El ministro de Trabajo de Brasil Carlos Lupi, bajo fuego por denuncias de corrupción, negó el jueves las supuestas irregularidades y pidió pruebas a sus acusadores.

En una declaración ante la comisión de fiscalización y control de la Cámara de Diputados, Lupi aseguró que las denuncias de que funcionarios y ex funcionarios del Ministerio de Trabajo cobraron sobornos para liberar fondos de contratos con el gobierno son antiguas y ya estaban siendo investigadas.

"Lo que están presentando ahora es antiguo y fuimos nosotros los que lo apuntamos. Eso es café recalentado. Ahora voy a divulgar todo (lo que se investiga) en el portal del ministerio porque no puedo vivir en esa angustia", dijo a los diputados.

Lupi acudió a la comisión legislativa para responder a denuncias publicadas el fin de semana en la revista Veja sobre sobornos en el ministerio, incluyendo personas cercanas a él. Ninguna de las acusaciones involucran al ministro directamente.

Se trata del sexto ministro del gabinete de la presidenta Dilma Rousseff en enfrentar denuncias de irregularidades.

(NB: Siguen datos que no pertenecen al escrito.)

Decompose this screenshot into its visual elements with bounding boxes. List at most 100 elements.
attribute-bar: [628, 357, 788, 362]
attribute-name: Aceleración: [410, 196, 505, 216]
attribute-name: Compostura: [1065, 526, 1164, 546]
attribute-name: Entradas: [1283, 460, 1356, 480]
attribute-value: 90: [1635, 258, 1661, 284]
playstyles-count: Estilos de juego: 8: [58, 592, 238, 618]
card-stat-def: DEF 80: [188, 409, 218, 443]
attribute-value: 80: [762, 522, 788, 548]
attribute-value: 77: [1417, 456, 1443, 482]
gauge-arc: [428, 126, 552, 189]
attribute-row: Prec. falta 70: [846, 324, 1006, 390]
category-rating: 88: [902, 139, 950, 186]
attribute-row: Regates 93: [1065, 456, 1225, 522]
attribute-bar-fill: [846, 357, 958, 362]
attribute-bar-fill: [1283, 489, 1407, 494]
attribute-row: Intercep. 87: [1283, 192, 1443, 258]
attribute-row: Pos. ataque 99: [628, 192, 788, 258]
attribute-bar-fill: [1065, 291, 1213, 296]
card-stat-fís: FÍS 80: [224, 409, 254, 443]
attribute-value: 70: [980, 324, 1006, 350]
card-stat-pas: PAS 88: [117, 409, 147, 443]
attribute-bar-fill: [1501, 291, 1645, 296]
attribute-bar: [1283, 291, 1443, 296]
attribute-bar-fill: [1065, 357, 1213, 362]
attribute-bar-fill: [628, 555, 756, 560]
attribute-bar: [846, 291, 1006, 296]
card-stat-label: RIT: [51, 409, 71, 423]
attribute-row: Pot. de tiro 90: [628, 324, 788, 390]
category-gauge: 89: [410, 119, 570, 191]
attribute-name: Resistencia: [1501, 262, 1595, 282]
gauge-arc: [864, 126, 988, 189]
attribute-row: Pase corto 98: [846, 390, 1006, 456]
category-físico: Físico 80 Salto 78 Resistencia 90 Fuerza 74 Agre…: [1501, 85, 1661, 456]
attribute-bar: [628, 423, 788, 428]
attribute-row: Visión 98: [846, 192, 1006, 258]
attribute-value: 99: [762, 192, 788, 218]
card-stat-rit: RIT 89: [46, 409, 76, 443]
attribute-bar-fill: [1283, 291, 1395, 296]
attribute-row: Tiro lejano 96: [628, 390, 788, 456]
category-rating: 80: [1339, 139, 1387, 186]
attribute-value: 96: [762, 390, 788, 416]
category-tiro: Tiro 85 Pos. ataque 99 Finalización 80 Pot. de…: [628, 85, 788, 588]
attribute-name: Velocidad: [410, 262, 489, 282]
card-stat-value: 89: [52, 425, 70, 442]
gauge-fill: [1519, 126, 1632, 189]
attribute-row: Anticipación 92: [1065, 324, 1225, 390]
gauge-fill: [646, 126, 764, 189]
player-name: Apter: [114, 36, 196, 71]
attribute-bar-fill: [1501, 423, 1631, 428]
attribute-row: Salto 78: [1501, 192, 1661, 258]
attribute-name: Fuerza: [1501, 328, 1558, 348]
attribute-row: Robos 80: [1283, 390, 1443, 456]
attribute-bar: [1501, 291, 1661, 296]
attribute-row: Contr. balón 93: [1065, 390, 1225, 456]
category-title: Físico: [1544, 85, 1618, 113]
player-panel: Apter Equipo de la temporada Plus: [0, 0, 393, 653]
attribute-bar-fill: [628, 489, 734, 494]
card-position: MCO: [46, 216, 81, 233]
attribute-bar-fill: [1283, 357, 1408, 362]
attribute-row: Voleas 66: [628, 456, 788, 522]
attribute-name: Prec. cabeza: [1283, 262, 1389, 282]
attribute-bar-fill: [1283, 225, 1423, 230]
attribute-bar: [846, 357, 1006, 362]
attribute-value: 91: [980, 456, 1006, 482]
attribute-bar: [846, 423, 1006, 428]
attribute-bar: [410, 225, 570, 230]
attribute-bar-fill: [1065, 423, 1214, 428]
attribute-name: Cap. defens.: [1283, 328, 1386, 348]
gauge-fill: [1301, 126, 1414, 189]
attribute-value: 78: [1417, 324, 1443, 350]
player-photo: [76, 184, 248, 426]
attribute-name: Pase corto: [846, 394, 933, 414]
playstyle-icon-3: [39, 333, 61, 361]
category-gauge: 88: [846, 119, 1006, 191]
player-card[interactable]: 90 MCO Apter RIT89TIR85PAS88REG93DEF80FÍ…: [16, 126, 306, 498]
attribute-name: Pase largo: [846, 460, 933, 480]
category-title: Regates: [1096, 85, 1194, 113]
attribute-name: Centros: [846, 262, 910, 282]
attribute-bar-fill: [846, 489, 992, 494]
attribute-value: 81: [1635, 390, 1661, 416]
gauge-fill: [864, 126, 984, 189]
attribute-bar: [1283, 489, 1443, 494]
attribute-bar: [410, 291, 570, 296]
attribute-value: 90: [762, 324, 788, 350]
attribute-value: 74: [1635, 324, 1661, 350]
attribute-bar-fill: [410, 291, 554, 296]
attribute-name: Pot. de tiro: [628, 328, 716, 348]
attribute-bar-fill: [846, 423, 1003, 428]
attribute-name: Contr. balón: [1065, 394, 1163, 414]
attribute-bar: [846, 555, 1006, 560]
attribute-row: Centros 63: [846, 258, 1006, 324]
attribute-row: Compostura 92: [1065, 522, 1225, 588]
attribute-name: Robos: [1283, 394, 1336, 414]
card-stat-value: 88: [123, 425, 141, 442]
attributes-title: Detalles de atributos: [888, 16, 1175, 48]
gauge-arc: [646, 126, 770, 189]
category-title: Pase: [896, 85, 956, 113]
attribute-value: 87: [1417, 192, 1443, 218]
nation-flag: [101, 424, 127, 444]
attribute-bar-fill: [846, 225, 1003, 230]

Los otros cinco debieron renunciar a sus cargos.

Sin embargo, en el caso de Lupi no ha habido acusaciones que lo involucren directamente en desvíos de recursos públicos. El propio ministro pidió en la audiencia pruebas de las denuncias.

"Que aparezca la prueba, que presenten a quien llevó dinero. Yo no acepto corrupción, quiero al corrupto y al corruptor en la cárcel", manifestó.

Rousseff pareció minimizar las denuncias contra Lupi al ser consultada por periodistas después de una ceremonia en el presidencial Palacio del Planalto. Cuando le preguntaron sobre la "crisis" en el ministerio, Rousseff contestó "¿cuál crisis en el Ministerio de Trabajo?".